By Lefteris Yallouros – Athens
Greece returned to international capital markets Thursday for the first time in nearly four years. The country’s bond issue was a huge success it raised EUR 3 billion (more than the EUR 2 billion initially sought). The five-year bond would price to yield 4.95%. The orderbook exceeded EUR 20 billion from some 600 investors. More than 90 pct of the issue went to long-term foreign investors; a clear vote of confidence in the Greek recovery effort.
Prime Minister Antonis Samaras hailed the long-awaited return to capital markets via a televised message. He said the bond sale “exceeded expectations,” and was “a sign of trust in the Greek economy and its ability to overcome the crisis.”
Deputy Prime Minister Evangelos Venizelos pointed out Greece returned to bond markets “under the same or even better terms than Ireland and Portugal.”
The bond sale shows Greece is heading in the right direction, and full market access is “on the horizon,” IMF Managing Director Christine Lagarde said at a press conference in Washington. European Commission Vice President Siim Kallas said the sale “should also be a reason to stay the course of reforms and strengthen the recovery under way.”
The left-wing opposition branded the government’s return to the markets as little more than a PR stunt. SYRIZA leader Alexis Tsipras said that the market run was for “petty political and communicative reasons” and described it as the equivalent of “shooting one’s self in the foot”. He also stressed a European solution on Greece’s debt restructuring is much more important than a hurried and potentially hurtful return to capital markets.
Investors in the Greek stock market did not greet the news with the enthusiasm some may have expected. The Athens Exchange general index posted a moderate drop for the sixth successive session as closing at 1.283 points, shedding 0.74 pct. The market, it appears, has factored in Greece’s return to the international markets already and is set to move higher once the news has set in and benefits become more evident for banks and listed companies alike.
Analysts jump for joy
Analysts and press from all over the world had only good words to say for Greece’s return to capital markets.
Experts from Citigroup and Credit Suisse hailed the bond issue as a great success.

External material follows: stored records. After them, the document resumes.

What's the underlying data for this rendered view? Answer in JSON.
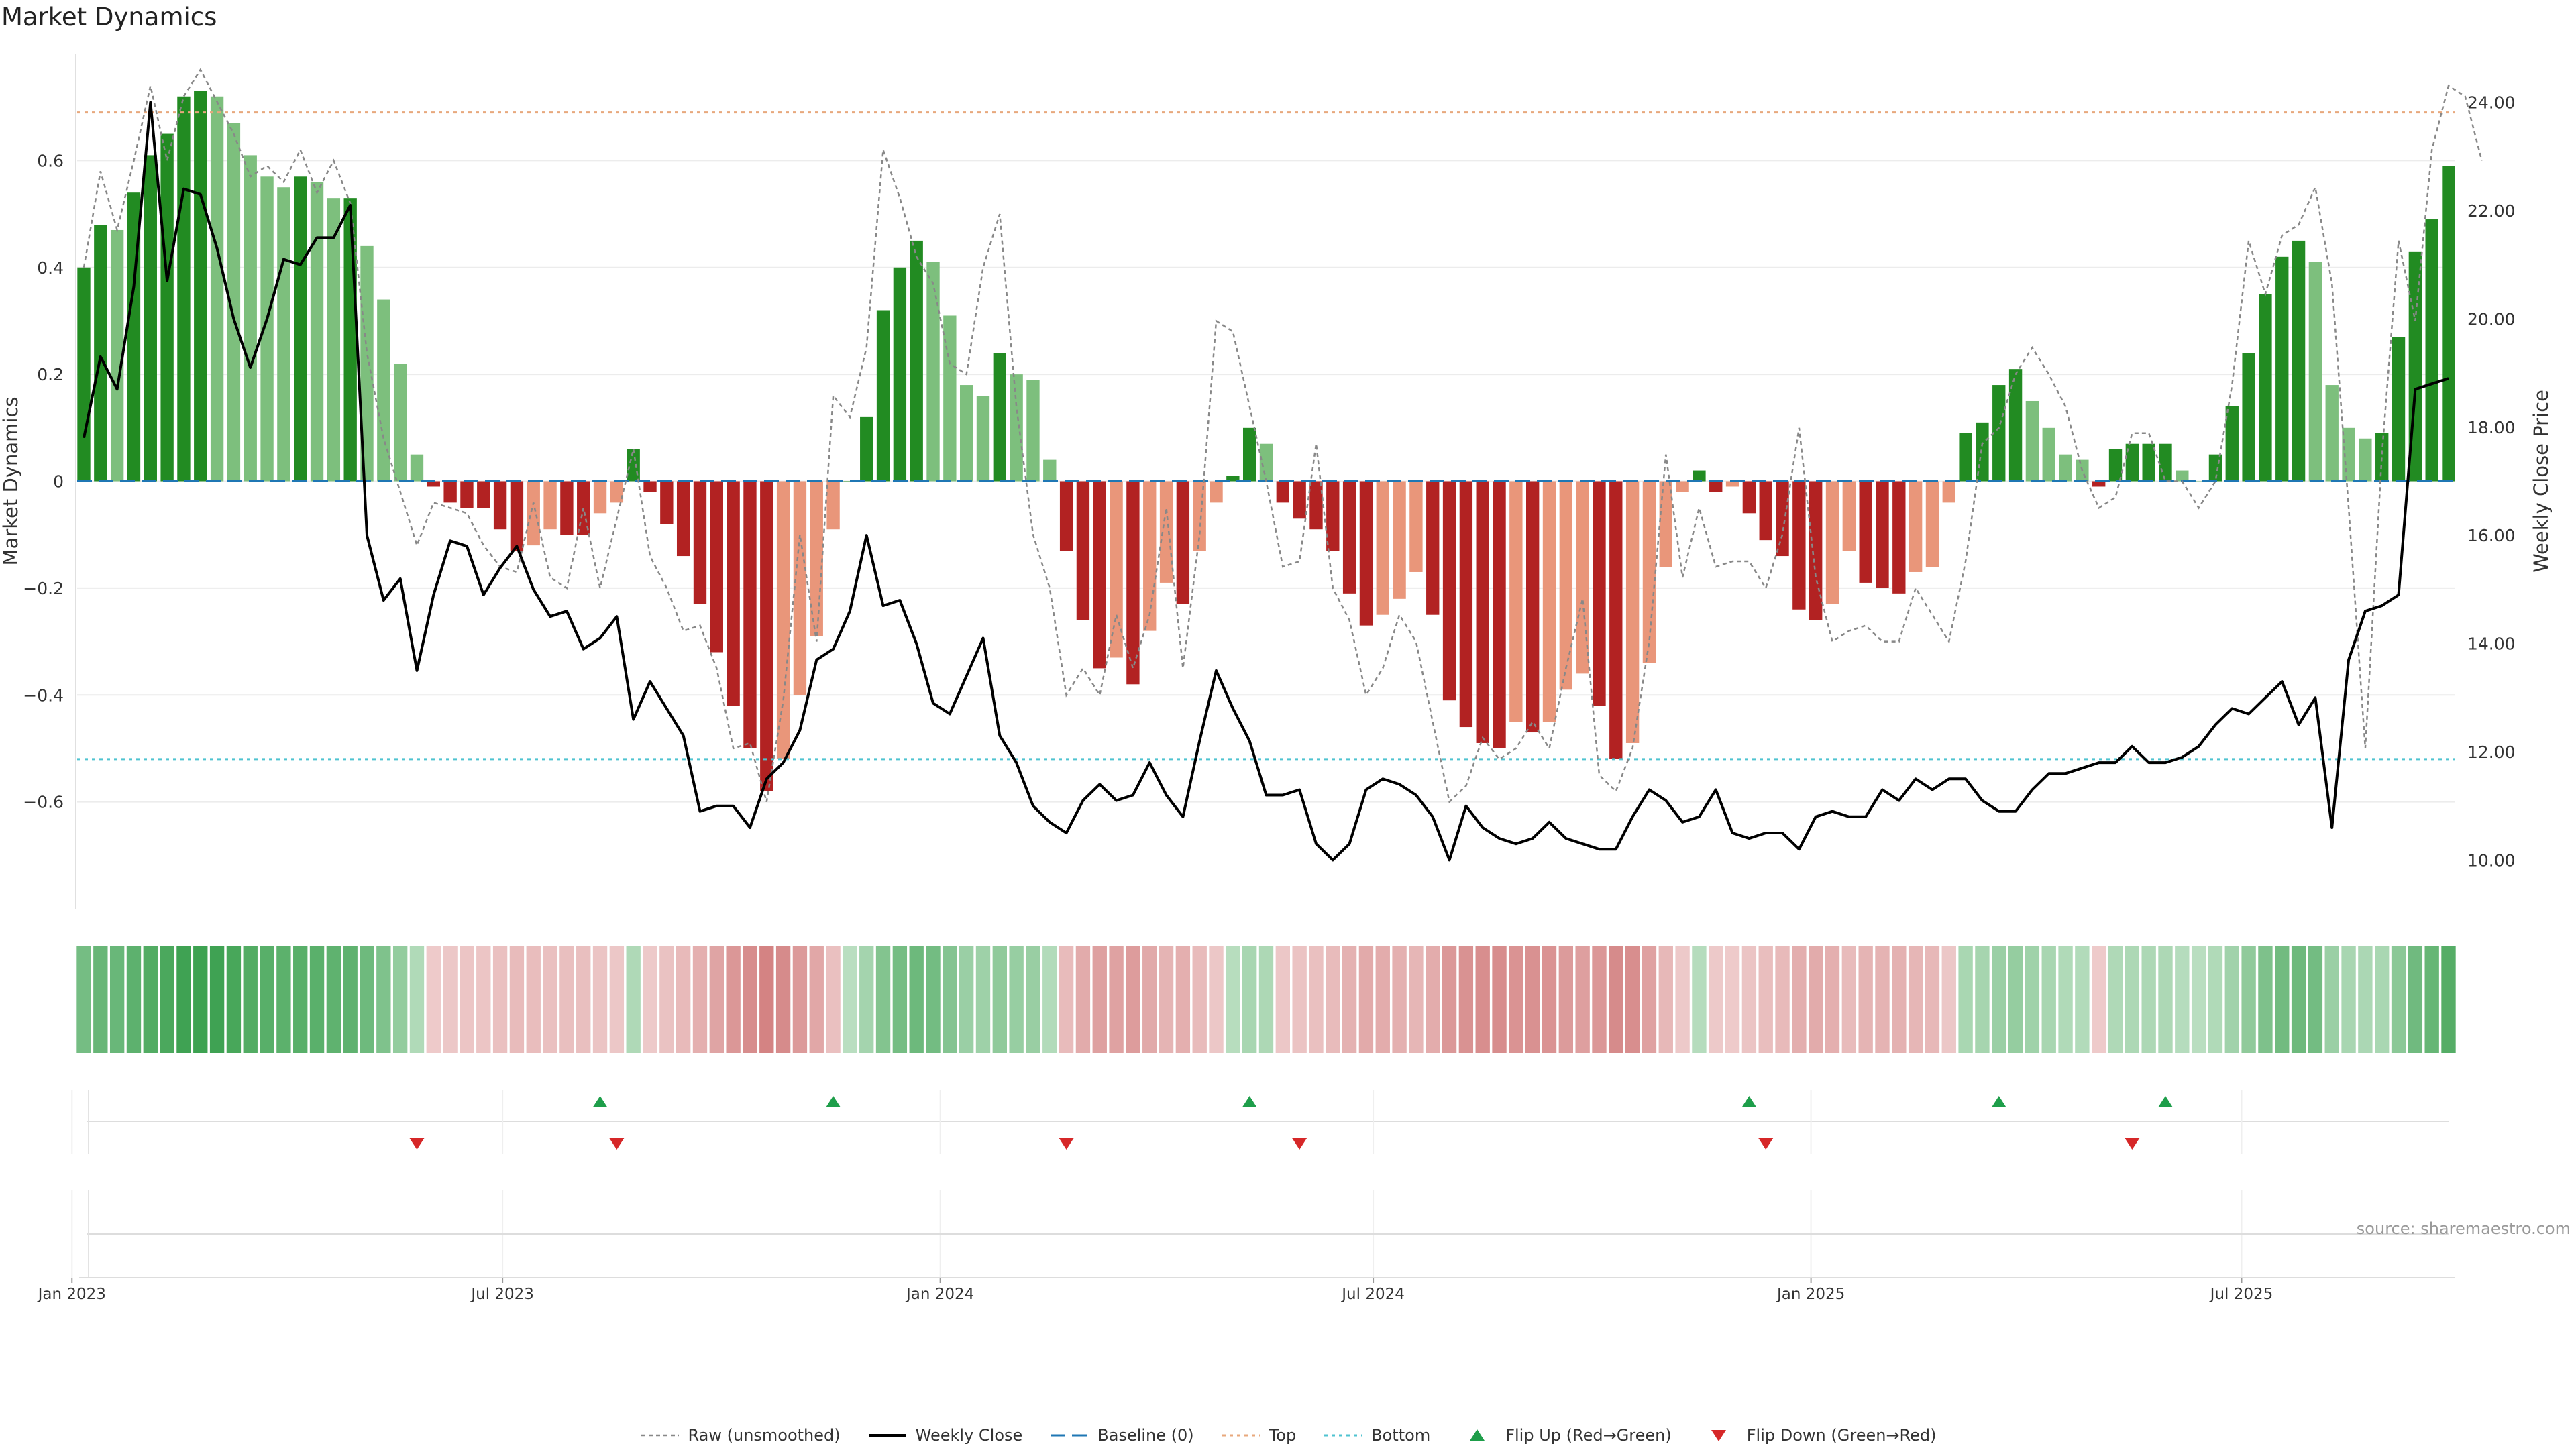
{
  "title": "Market Dynamics",
  "source": "source: sharemaestro.com",
  "colors": {
    "green_dark": "#228B22",
    "green_light": "#7DBF7D",
    "red_dark": "#B22222",
    "red_light": "#E9967A",
    "close_line": "#000000",
    "raw_line": "#888888",
    "baseline": "#1f77b4",
    "top": "#E8A87C",
    "bottom": "#4FC3D0",
    "flip_up": "#1E9E4A",
    "flip_down": "#D62728"
  },
  "legend": [
    {
      "key": "raw",
      "label": "Raw (unsmoothed)"
    },
    {
      "key": "close",
      "label": "Weekly Close"
    },
    {
      "key": "baseline",
      "label": "Baseline (0)"
    },
    {
      "key": "top",
      "label": "Top"
    },
    {
      "key": "bottom",
      "label": "Bottom"
    },
    {
      "key": "flip_up",
      "label": "Flip Up (Red→Green)"
    },
    {
      "key": "flip_down",
      "label": "Flip Down (Green→Red)"
    }
  ],
  "chart_data": {
    "type": "bar",
    "title": "Market Dynamics",
    "ylabel": "Market Dynamics",
    "y2label": "Weekly Close Price",
    "ylim": [
      -0.8,
      0.8
    ],
    "y2lim": [
      9.1,
      24.9
    ],
    "yticks": [
      -0.6,
      -0.4,
      -0.2,
      0,
      0.2,
      0.4,
      0.6
    ],
    "ytick_labels": [
      "−0.6",
      "−0.4",
      "−0.2",
      "0",
      "0.2",
      "0.4",
      "0.6"
    ],
    "y2ticks": [
      10,
      12,
      14,
      16,
      18,
      20,
      22,
      24
    ],
    "y2tick_labels": [
      "10.00",
      "12.00",
      "14.00",
      "16.00",
      "18.00",
      "20.00",
      "22.00",
      "24.00"
    ],
    "x_start": "2023-01-06",
    "x_end": "2025-09-26",
    "x_interval_days": 7,
    "xtick_labels": [
      "Jan 2023",
      "Jul 2023",
      "Jan 2024",
      "Jul 2024",
      "Jan 2025",
      "Jul 2025"
    ],
    "xtick_dates": [
      "2023-01-01",
      "2023-07-01",
      "2024-01-01",
      "2024-07-01",
      "2025-01-01",
      "2025-07-01"
    ],
    "top_level": 0.69,
    "bottom_level": -0.52,
    "baseline": 0,
    "grid": true,
    "legend_position": "bottom-center",
    "market_dynamics": [
      0.4,
      0.48,
      0.47,
      0.54,
      0.61,
      0.65,
      0.72,
      0.73,
      0.72,
      0.67,
      0.61,
      0.57,
      0.55,
      0.57,
      0.56,
      0.53,
      0.53,
      0.44,
      0.34,
      0.22,
      0.05,
      -0.01,
      -0.04,
      -0.05,
      -0.05,
      -0.09,
      -0.13,
      -0.12,
      -0.09,
      -0.1,
      -0.1,
      -0.06,
      -0.04,
      0.06,
      -0.02,
      -0.08,
      -0.14,
      -0.23,
      -0.32,
      -0.42,
      -0.5,
      -0.58,
      -0.52,
      -0.4,
      -0.29,
      -0.09,
      0.0,
      0.12,
      0.32,
      0.4,
      0.45,
      0.41,
      0.31,
      0.18,
      0.16,
      0.24,
      0.2,
      0.19,
      0.04,
      -0.13,
      -0.26,
      -0.35,
      -0.33,
      -0.38,
      -0.28,
      -0.19,
      -0.23,
      -0.13,
      -0.04,
      0.01,
      0.1,
      0.07,
      -0.04,
      -0.07,
      -0.09,
      -0.13,
      -0.21,
      -0.27,
      -0.25,
      -0.22,
      -0.17,
      -0.25,
      -0.41,
      -0.46,
      -0.49,
      -0.5,
      -0.45,
      -0.47,
      -0.45,
      -0.39,
      -0.36,
      -0.42,
      -0.52,
      -0.49,
      -0.34,
      -0.16,
      -0.02,
      0.02,
      -0.02,
      -0.01,
      -0.06,
      -0.11,
      -0.14,
      -0.24,
      -0.26,
      -0.23,
      -0.13,
      -0.19,
      -0.2,
      -0.21,
      -0.17,
      -0.16,
      -0.04,
      0.09,
      0.11,
      0.18,
      0.21,
      0.15,
      0.1,
      0.05,
      0.04,
      -0.01,
      0.06,
      0.07,
      0.07,
      0.07,
      0.02,
      0.0,
      0.05,
      0.14,
      0.24,
      0.35,
      0.42,
      0.45,
      0.41,
      0.18,
      0.1,
      0.08,
      0.09,
      0.27,
      0.43,
      0.49,
      0.59
    ],
    "raw": [
      0.4,
      0.58,
      0.47,
      0.6,
      0.74,
      0.6,
      0.72,
      0.77,
      0.71,
      0.65,
      0.57,
      0.59,
      0.56,
      0.62,
      0.54,
      0.6,
      0.52,
      0.24,
      0.08,
      -0.02,
      -0.12,
      -0.04,
      -0.05,
      -0.06,
      -0.12,
      -0.16,
      -0.17,
      -0.04,
      -0.18,
      -0.2,
      -0.05,
      -0.2,
      -0.07,
      0.06,
      -0.14,
      -0.2,
      -0.28,
      -0.27,
      -0.35,
      -0.5,
      -0.49,
      -0.6,
      -0.41,
      -0.1,
      -0.3,
      0.16,
      0.12,
      0.25,
      0.62,
      0.53,
      0.42,
      0.37,
      0.22,
      0.2,
      0.4,
      0.5,
      0.14,
      -0.1,
      -0.2,
      -0.4,
      -0.35,
      -0.4,
      -0.25,
      -0.35,
      -0.25,
      -0.05,
      -0.35,
      -0.1,
      0.3,
      0.28,
      0.14,
      0.0,
      -0.16,
      -0.15,
      0.07,
      -0.2,
      -0.26,
      -0.4,
      -0.35,
      -0.25,
      -0.3,
      -0.45,
      -0.6,
      -0.57,
      -0.48,
      -0.52,
      -0.5,
      -0.45,
      -0.5,
      -0.35,
      -0.22,
      -0.55,
      -0.58,
      -0.5,
      -0.3,
      0.05,
      -0.18,
      -0.05,
      -0.16,
      -0.15,
      -0.15,
      -0.2,
      -0.1,
      0.1,
      -0.18,
      -0.3,
      -0.28,
      -0.27,
      -0.3,
      -0.3,
      -0.2,
      -0.25,
      -0.3,
      -0.15,
      0.07,
      0.1,
      0.2,
      0.25,
      0.2,
      0.14,
      0.02,
      -0.05,
      -0.03,
      0.09,
      0.09,
      0.0,
      0.0,
      -0.05,
      0.0,
      0.18,
      0.45,
      0.35,
      0.46,
      0.48,
      0.55,
      0.37,
      -0.05,
      -0.5,
      0.05,
      0.45,
      0.3,
      0.62,
      0.74,
      0.72,
      0.6
    ],
    "weekly_close": [
      17.8,
      19.3,
      18.7,
      20.6,
      24.0,
      20.7,
      22.4,
      22.3,
      21.3,
      20.0,
      19.1,
      20.0,
      21.1,
      21.0,
      21.5,
      21.5,
      22.1,
      16.0,
      14.8,
      15.2,
      13.5,
      14.9,
      15.9,
      15.8,
      14.9,
      15.4,
      15.8,
      15.0,
      14.5,
      14.6,
      13.9,
      14.1,
      14.5,
      12.6,
      13.3,
      12.8,
      12.3,
      10.9,
      11.0,
      11.0,
      10.6,
      11.5,
      11.8,
      12.4,
      13.7,
      13.9,
      14.6,
      16.0,
      14.7,
      14.8,
      14.0,
      12.9,
      12.7,
      13.4,
      14.1,
      12.3,
      11.8,
      11.0,
      10.7,
      10.5,
      11.1,
      11.4,
      11.1,
      11.2,
      11.8,
      11.2,
      10.8,
      12.2,
      13.5,
      12.8,
      12.2,
      11.2,
      11.2,
      11.3,
      10.3,
      10.0,
      10.3,
      11.3,
      11.5,
      11.4,
      11.2,
      10.8,
      10.0,
      11.0,
      10.6,
      10.4,
      10.3,
      10.4,
      10.7,
      10.4,
      10.3,
      10.2,
      10.2,
      10.8,
      11.3,
      11.1,
      10.7,
      10.8,
      11.3,
      10.5,
      10.4,
      10.5,
      10.5,
      10.2,
      10.8,
      10.9,
      10.8,
      10.8,
      11.3,
      11.1,
      11.5,
      11.3,
      11.5,
      11.5,
      11.1,
      10.9,
      10.9,
      11.3,
      11.6,
      11.6,
      11.7,
      11.8,
      11.8,
      12.1,
      11.8,
      11.8,
      11.9,
      12.1,
      12.5,
      12.8,
      12.7,
      13.0,
      13.3,
      12.5,
      13.0,
      10.6,
      13.7,
      14.6,
      14.7,
      14.9,
      18.7,
      18.8,
      18.9
    ],
    "flip_up_dates": [
      "2023-08-11",
      "2023-11-17",
      "2024-05-10",
      "2024-12-06",
      "2025-03-21",
      "2025-05-30"
    ],
    "flip_down_dates": [
      "2023-05-26",
      "2023-08-18",
      "2024-02-23",
      "2024-05-31",
      "2024-12-13",
      "2025-05-16"
    ]
  }
}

However, analysts from both institutions cited political uncertainty as the most serious risk to Greece’s recovery course. Citigroup in particular also added the extra dangers of sovereign debt being higher than in previous years at 177% pct of GDP while growth has yet to return despite the recession easing recently.
As far as positive press reports go, CNBC characteristically said Greece’s bond issue was a “key move” which will prove the country’s economy has regained its lost credibility. Reuters news agency said the return to capital markets was positive news, quoting a source from ING saying it would have been inconceivable about one year ago.
Germany’s Suddeutsche Zeitung wrote investors don’t consider Greek bonds dangerous anymore after three years of reforms but it also stresses the country has a long way to go before it gains full access to capital markets. The Financial Times voices a similar opinion as the paper points out “the unexpected scale of bond-buying appetite was met by scepticism from some investors who pointed out that Greece’s high levels of debt remain worrying”.
What Greece stands to gain
The immediate political gain for Greece is that the country is one step closer to escaping the constraints of its rescue programme and the accompanying reforms demanded by international lenders.
In economic terms the gains for Greece are even greater. The country can now hope to have greater access to capital than ever before in the last four years while banks will also be able borrow (and attract investors for that matter) thus offering much-needed liquidity to the real economy and cash-strapped businesses.
Greece’s sovereign debt will also take a significant step towards sustainability as developments on that front are expected after the European Parliament elections.
Terrorist attack in Athens
Earlier on Thursday, a car bomb exploded outside the Bank of Greece building in the center of Athens causing damage to surrounding buildings but no injuries. No group has claimed responsibility for the attack; however, police believes it is linked to the arrival of German Chancellor Angela Merkel in Athens Friday as well as the landmark bond issue.
Police said two anonymous calls — to a news website and a newspaper — gave a 45-minute warning.
“The evident target of the attackers is to change this image, and change the agenda,” government spokesman Simos Kedikoglou said. “We will not allow the attackers to achieve their aim.” Parties across the political spectrum unanimously condemned the attack.